…李那、ありがとう。
【更科蒼空side END】

【中矢裕side】
何年か経って叶夢が高校生になった。
染井高校2年生。
俺達の母校に行っている。
1年の時に中2に告白されて付き合ってる。
…まあ、希望なんだけどな…
子世代まで付き合いが深まるとは思ってなかった…
希望と付き合ってるって聞いた時はコーヒー吹き出してしまった。
…3つ目のDVDも叶夢は泣きながら見ていた。
『私のことは忘れて、大切な人を幸せにしなさい。
これはお願いじゃなくて約束。
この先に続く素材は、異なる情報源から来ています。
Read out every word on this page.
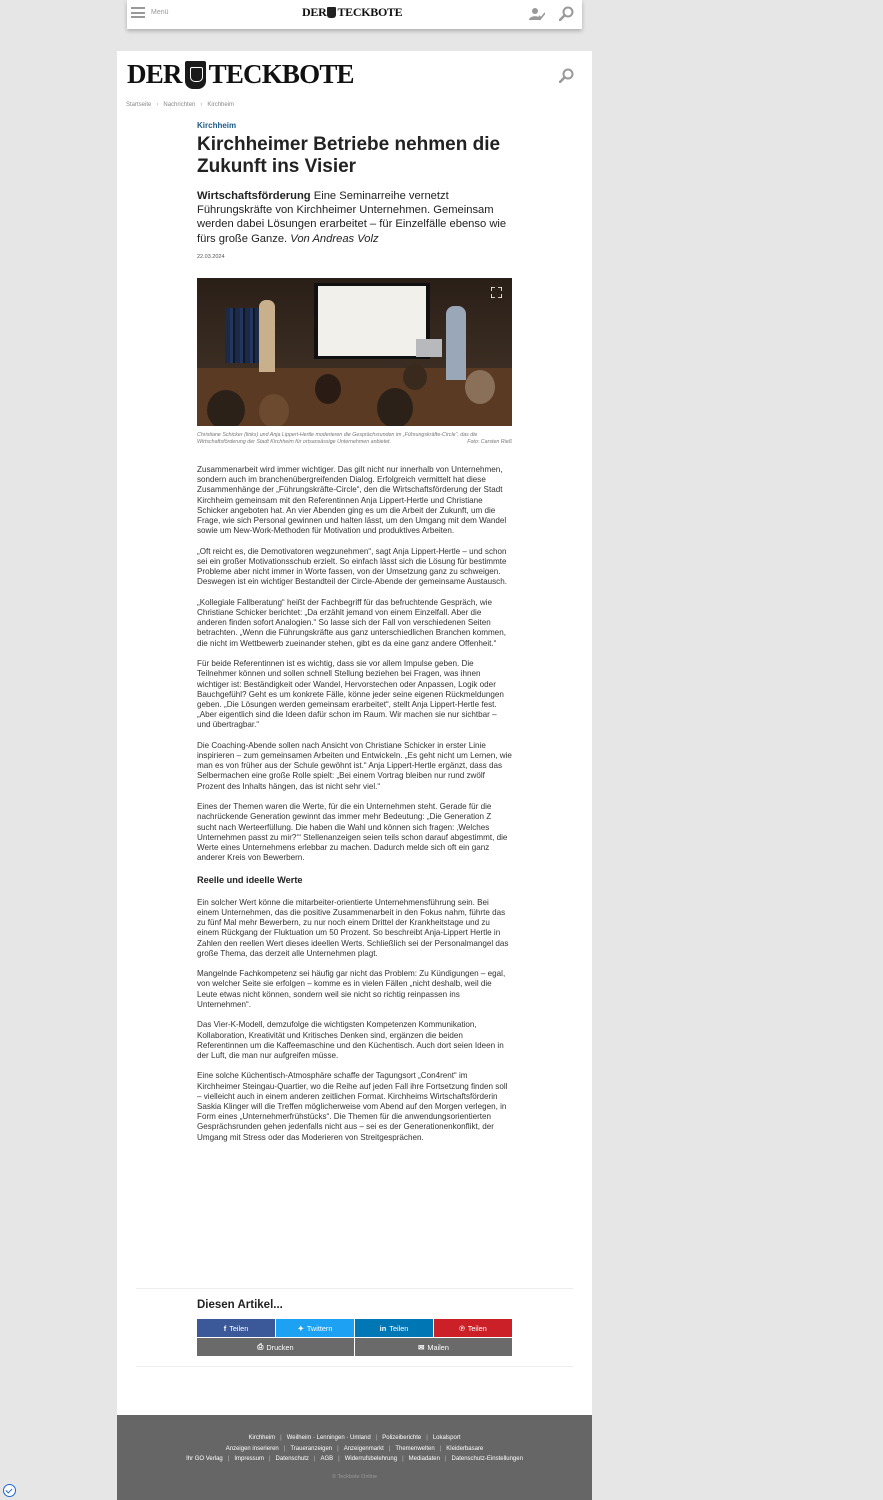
Menü	DER TECKBOTE
DER TECKBOTE
Startseite › Nachrichten › Kirchheim
Kirchheim
Kirchheimer Betriebe nehmen die Zukunft ins Visier

Wirtschaftsförderung Eine Seminarreihe vernetzt Führungskräfte von Kirchheimer Unternehmen. Gemeinsam werden dabei Lösungen erarbeitet – für Einzelfälle ebenso wie fürs große Ganze. Von Andreas Volz

22.03.2024
Christiane Schicker (links) und Anja Lippert-Hertle moderieren die Gesprächsrunden im „Führungskräfte-Circle“, das die Wirtschaftsförderung der Stadt Kirchheim für ortsansässige Unternehmen anbietet.	Foto: Carsten Rieß

Zusammenarbeit wird immer wichtiger. Das gilt nicht nur innerhalb von Unternehmen, sondern auch im branchenübergreifenden Dialog. Erfolgreich vermittelt hat diese Zusammenhänge der „Führungskräfte-Circle“, den die Wirtschaftsförderung der Stadt Kirchheim gemeinsam mit den Referentinnen Anja Lippert-Hertle und Christiane Schicker angeboten hat. An vier Abenden ging es um die Arbeit der Zukunft, um die Frage, wie sich Personal gewinnen und halten lässt, um den Umgang mit dem Wandel sowie um New-Work-Methoden für Motivation und produktives Arbeiten.

„Oft reicht es, die Demotivatoren wegzunehmen“, sagt Anja Lippert-Hertle – und schon sei ein großer Motivationsschub erzielt. So einfach lässt sich die Lösung für bestimmte Probleme aber nicht immer in Worte fassen, von der Umsetzung ganz zu schweigen. Deswegen ist ein wichtiger Bestandteil der Circle-Abende der gemeinsame Austausch.

„Kollegiale Fallberatung“ heißt der Fachbegriff für das befruchtende Gespräch, wie Christiane Schicker berichtet: „Da erzählt jemand von einem Einzelfall. Aber die anderen finden sofort Analogien.“ So lasse sich der Fall von verschiedenen Seiten betrachten. „Wenn die Führungskräfte aus ganz unterschiedlichen Branchen kommen, die nicht im Wettbewerb zueinander stehen, gibt es da eine ganz andere Offenheit.“

Für beide Referentinnen ist es wichtig, dass sie vor allem Impulse geben. Die Teilnehmer können und sollen schnell Stellung beziehen bei Fragen, was ihnen wichtiger ist: Beständigkeit oder Wandel, Hervorstechen oder Anpassen, Logik oder Bauchgefühl? Geht es um konkrete Fälle, könne jeder seine eigenen Rückmeldungen geben. „Die Lösungen werden gemeinsam erarbeitet“, stellt Anja Lippert-Hertle fest. „Aber eigentlich sind die Ideen dafür schon im Raum. Wir machen sie nur sichtbar – und übertragbar.“

Die Coaching-Abende sollen nach Ansicht von Christiane Schicker in erster Linie inspirieren – zum gemeinsamen Arbeiten und Entwickeln. „Es geht nicht um Lernen, wie man es von früher aus der Schule gewöhnt ist.“ Anja Lippert-Hertle ergänzt, dass das Selbermachen eine große Rolle spielt: „Bei einem Vortrag bleiben nur rund zwölf Prozent des Inhalts hängen, das ist nicht sehr viel.“

Eines der Themen waren die Werte, für die ein Unternehmen steht. Gerade für die nachrückende Generation gewinnt das immer mehr Bedeutung: „Die Generation Z sucht nach Werteerfüllung. Die haben die Wahl und können sich fragen: ‚Welches Unternehmen passt zu mir?‘“ Stellenanzeigen seien teils schon darauf abgestimmt, die Werte eines Unternehmens erlebbar zu machen. Dadurch melde sich oft ein ganz anderer Kreis von Bewerbern.

Reelle und ideelle Werte

Ein solcher Wert könne die mitarbeiter-orientierte Unternehmensführung sein. Bei einem Unternehmen, das die positive Zusammenarbeit in den Fokus nahm, führte das zu fünf Mal mehr Bewerbern, zu nur noch einem Drittel der Krankheitstage und zu einem Rückgang der Fluktuation um 50 Prozent. So beschreibt Anja-Lippert Hertle in Zahlen den reellen Wert dieses ideellen Werts. Schließlich sei der Personalmangel das große Thema, das derzeit alle Unternehmen plagt.

Mangelnde Fachkompetenz sei häufig gar nicht das Problem: Zu Kündigungen – egal, von welcher Seite sie erfolgen – komme es in vielen Fällen „nicht deshalb, weil die Leute etwas nicht können, sondern weil sie nicht so richtig reinpassen ins Unternehmen“.

Das Vier-K-Modell, demzufolge die wichtigsten Kompetenzen Kommunikation, Kollaboration, Kreativität und Kritisches Denken sind, ergänzen die beiden Referentinnen um die Kaffeemaschine und den Küchentisch. Auch dort seien Ideen in der Luft, die man nur aufgreifen müsse.

Eine solche Küchentisch-Atmosphäre schaffe der Tagungsort „Con4rent“ im Kirchheimer Steingau-Quartier, wo die Reihe auf jeden Fall ihre Fortsetzung finden soll – vielleicht auch in einem anderen zeitlichen Format. Kirchheims Wirtschaftsförderin Saskia Klinger will die Treffen möglicherweise vom Abend auf den Morgen verlegen, in Form eines „Unternehmerfrühstücks“. Die Themen für die anwendungsorientierten Gesprächsrunden gehen jedenfalls nicht aus – sei es der Generationenkonflikt, der Umgang mit Stress oder das Moderieren von Streitgesprächen.

Diesen Artikel...
f Teilen	✦ Twittern	in Teilen	℗ Teilen
⎙ Drucken	✉ Mailen
Kirchheim | Weilheim · Lenningen · Umland | Polizeiberichte | Lokalsport
Anzeigen inserieren | Traueranzeigen | Anzeigenmarkt | Themenwelten | Kleiderbasare
Ihr GO Verlag | Impressum | Datenschutz | AGB | Widerrufsbelehrung | Mediadaten | Datenschutz-Einstellungen
© Teckbote Online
』
…李那を忘れるなんて出来ねぇと思うよ。
叶夢にとって、お母さんは大事な人だからな。
俺にとっても優しくて頼りになる大切な女の人だ。
…李那、愛してる。

「ー…お父さん!!!」
「…」
大きくなったなあ…叶夢…
もう、叶夢もお父さんだ。
もう俺もおじいちゃんになってしまったよ…
孫の顔見れた。
もう、満足だよ。
「お父さん!聞こえる?!」
「…かな…め…」
…もう俺もおじいちゃん…
いつ逝ってもいい。
なあ李那?
そろそろ迎えに来てくれよ。
「お父さん!」
「じいちゃん!!」
叶夢の泣きそうな顔。
…お前にはもっと大事にすべき人がいるだろう?
海澪ちゃんも蒼空も、秀一もいない。
俺が、1番長生きしたよ。
「ー…裕くん!」
…やっと迎えに来てくれたね。李那。
後ろには皆もいる。
お別れだ。叶夢。
「お父さん!!!」

中矢裕、享年78歳。
息子家族に見守られながら永眠。

「裕くん、お待たせ」
「遅いよ、李那…」
李那は死んだ時のまま。
綺麗な顔で俺を迎えに来てくれた。
李那に差し出された手を握って俺はみんなの元へ向かう。
黒田先輩も、蒼空も、海澪ちゃんも、大切な李那もいる。
精一杯生きたんだ。
李那も、皆も。
愛しい人。
愛しい家族。
ありがとう。

俺の大切な彼女は難病。
筋萎縮性側索硬化症。
未だに治療法は解明されていない。
早く、治療法が見つかって苦しむ人がなくなることを願う。